# best way to get rid of ryegrass



## nhbaler282 (Oct 5, 2009)

I always spray my bermuda grass hay fields in early spring before the bermuda grass greens up and I cannot kill all the ryegrass it just comes back using a quart to the acre of roundup what about a pre emerge in the fall before the ryegrass comes up ?


----------



## dubltrubl (Jul 19, 2010)

Although I've yet to try it, that's what several folks near me do with good results. They wait until the Bermuda goes dormant or nearly so, then use a pint/ac. of RU. Like I stated, works for them and it's fairly inexpensive. Don't know your situation, but given enough thatch, I would think burning would work too.

Regards,

Steve


----------



## somedevildawg (Jun 20, 2011)

nhbaler282 said:


> I always spray my bermuda grass hay fields in early spring before the bermuda grass greens up and I cannot kill all the ryegrass it just comes back using a quart to the acre of roundup what about a pre emerge in the fall before the ryegrass comes up ?


I suppose you're talking about Italian ryegrass which is thick in South Georgia and has been for last few years. Here's my approach to coexist with this crap.

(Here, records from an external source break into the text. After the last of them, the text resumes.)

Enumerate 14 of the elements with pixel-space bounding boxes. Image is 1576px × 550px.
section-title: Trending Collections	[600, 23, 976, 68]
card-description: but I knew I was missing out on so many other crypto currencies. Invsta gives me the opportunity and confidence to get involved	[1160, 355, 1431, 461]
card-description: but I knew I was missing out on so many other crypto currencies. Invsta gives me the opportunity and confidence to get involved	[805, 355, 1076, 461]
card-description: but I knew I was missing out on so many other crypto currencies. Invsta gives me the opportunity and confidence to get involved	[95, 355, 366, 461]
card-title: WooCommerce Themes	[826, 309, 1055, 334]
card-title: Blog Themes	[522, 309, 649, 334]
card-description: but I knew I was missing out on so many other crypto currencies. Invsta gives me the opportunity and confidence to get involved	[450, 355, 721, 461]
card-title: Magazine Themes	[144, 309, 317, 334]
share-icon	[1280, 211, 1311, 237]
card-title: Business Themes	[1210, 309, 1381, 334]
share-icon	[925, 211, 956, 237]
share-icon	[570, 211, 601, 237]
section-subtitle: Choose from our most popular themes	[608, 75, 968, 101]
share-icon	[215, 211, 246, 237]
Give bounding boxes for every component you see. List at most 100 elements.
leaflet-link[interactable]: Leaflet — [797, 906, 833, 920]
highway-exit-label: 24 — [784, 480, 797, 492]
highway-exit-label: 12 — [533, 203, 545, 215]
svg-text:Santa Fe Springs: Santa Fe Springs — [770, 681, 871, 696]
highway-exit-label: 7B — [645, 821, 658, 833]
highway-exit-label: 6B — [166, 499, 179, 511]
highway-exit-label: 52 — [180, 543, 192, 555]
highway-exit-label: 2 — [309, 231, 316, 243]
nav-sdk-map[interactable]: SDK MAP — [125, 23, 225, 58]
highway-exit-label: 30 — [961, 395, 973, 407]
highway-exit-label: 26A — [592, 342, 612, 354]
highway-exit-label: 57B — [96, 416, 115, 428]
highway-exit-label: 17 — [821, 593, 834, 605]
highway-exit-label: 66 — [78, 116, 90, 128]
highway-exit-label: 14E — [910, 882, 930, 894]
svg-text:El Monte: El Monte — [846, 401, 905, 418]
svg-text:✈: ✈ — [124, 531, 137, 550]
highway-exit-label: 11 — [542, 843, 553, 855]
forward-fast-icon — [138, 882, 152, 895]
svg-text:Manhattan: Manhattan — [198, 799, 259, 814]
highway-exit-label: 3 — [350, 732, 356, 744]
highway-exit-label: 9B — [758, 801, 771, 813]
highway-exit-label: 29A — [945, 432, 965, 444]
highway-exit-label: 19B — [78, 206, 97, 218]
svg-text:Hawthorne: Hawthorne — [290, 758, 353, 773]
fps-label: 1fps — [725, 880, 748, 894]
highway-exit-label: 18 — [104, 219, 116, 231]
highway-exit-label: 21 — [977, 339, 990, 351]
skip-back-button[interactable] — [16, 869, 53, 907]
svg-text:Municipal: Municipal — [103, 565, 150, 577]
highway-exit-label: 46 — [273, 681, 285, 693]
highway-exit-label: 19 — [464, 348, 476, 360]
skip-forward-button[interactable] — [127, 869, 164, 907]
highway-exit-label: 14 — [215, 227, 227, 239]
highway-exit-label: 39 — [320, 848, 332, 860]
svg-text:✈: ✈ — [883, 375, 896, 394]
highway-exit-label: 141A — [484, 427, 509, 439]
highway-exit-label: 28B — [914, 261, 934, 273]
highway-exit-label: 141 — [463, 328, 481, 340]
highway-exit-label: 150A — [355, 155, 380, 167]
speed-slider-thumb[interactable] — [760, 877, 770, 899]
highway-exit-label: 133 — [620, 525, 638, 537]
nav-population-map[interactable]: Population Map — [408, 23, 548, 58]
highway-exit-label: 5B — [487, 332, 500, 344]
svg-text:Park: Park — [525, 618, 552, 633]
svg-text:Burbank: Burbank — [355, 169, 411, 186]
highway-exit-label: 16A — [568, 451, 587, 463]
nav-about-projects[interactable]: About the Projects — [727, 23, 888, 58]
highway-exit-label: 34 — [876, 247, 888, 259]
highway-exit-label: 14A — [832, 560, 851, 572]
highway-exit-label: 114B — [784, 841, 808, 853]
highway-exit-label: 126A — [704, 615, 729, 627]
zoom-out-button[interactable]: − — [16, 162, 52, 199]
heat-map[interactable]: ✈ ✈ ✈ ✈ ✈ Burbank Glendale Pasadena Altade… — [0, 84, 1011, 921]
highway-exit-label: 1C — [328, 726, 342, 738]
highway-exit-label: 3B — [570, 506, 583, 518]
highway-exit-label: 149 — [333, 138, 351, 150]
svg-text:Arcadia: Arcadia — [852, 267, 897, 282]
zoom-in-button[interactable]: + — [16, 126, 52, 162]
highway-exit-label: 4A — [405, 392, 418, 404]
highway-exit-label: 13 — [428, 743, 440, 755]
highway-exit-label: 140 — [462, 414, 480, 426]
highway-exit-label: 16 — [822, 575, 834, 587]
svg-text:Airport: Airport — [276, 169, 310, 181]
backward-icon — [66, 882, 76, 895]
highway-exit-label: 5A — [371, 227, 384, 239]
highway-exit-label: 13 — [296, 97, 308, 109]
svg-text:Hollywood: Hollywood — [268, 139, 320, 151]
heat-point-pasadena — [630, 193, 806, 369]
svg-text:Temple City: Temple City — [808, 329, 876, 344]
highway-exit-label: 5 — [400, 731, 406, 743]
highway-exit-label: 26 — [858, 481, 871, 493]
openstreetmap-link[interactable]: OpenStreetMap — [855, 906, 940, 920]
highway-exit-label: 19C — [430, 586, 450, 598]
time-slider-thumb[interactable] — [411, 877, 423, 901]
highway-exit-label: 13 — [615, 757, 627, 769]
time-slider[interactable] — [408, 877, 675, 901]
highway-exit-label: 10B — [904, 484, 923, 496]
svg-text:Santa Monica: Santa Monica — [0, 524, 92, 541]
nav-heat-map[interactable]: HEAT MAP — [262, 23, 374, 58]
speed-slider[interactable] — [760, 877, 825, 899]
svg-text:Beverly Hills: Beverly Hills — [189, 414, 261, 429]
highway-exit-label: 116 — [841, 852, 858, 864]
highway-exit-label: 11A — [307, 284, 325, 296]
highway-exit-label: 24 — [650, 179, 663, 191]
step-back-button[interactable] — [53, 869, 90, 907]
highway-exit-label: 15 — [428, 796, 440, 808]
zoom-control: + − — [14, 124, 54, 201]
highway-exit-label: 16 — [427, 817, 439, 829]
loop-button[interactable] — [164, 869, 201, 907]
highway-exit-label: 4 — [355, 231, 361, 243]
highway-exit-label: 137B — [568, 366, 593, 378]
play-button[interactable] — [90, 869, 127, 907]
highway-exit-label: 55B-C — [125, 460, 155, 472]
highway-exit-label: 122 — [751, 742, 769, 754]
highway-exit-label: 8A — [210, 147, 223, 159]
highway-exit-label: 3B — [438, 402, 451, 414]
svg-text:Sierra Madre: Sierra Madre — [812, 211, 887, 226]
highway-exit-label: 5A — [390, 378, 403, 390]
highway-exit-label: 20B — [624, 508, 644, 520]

First I don't thnk it's a bad food source, so I say cut and bale. I'm cuttin and baling next week, ima square it and sell for mulch hay.....$2 a bale to get rid of it.....
As soon as I bale, I'm following with 1 1/2 ounces of Pastora....it seems to have the best rating of the selectives. I sprayed one field with round-up and 2-4d in February, it's just as bad in that field as it is in others. Think the key may be to get it when it's young in its growth stage....once mature the RU didn't do a very effective job. After spraying one time with Pastora, ima follow with 100# acre of N.....see how it goes.


----------



## Vol (Jul 5, 2009)

Yep, I rye gets that waxy gloss to it and you have got to double up or triple up on surfactant and increase the herb to be effective.

Regards, Mike.


----------



## Bonfire (Oct 21, 2012)

nhbaler282 said:


> I always spray my bermuda grass hay fields in early spring before the bermuda grass greens up and I cannot kill all the ryegrass it just comes back using a quart to the acre of roundup what about a pre emerge in the fall before the ryegrass comes up ?


How many years have you been doing this? When is the IR germinating? Late fall?

If you want to try a pre emergent, I have no idea if it will work with IR, but mix Glyphosate and Prowl (generic Pendimethalin). Spray it in February with more than 1 qt/acre of Glyphosate. You'll burn down existing and then maybe have some control of anything that may germinate later. If you spray a pre emergent (Pendimethalin) in the fall, I think you'll need to spray about every 45 days.

Here, I spray a 2% Glyphosate (2 gal/100 gal) and 3 pints of Pendimethalin per acre, and some broadleaf stuff, sometime in March. I will go back the first of May and spray only Pendimethalin at 3 pints/acre one last time. I'm going after summer annuals tho, not IR.


----------



## johndeeregreen (May 17, 2012)

I had one field last year with bermuda and rye grass and it looked real good on the first cutting, then before the second cutting there was dog fennel everywhere. couldn't spray 2-4-D to much of a liability with watermelons so I had to cut the tops out of the field dog fennel was about 2' tall. This year I notice it started growing again went and sprayed 2-4-D got all of it!! 4 weeks later I check out the field and I notice some more abut 3" tall going to wait about 3 more weeks and cut it. Just don't know what I'm going to do after that, they will be planting cotton beside there before second cutting!! Any suggestions on what to do about this, I also don't have a clue where all this came from because I don't have any of this in any of my other fields.


----------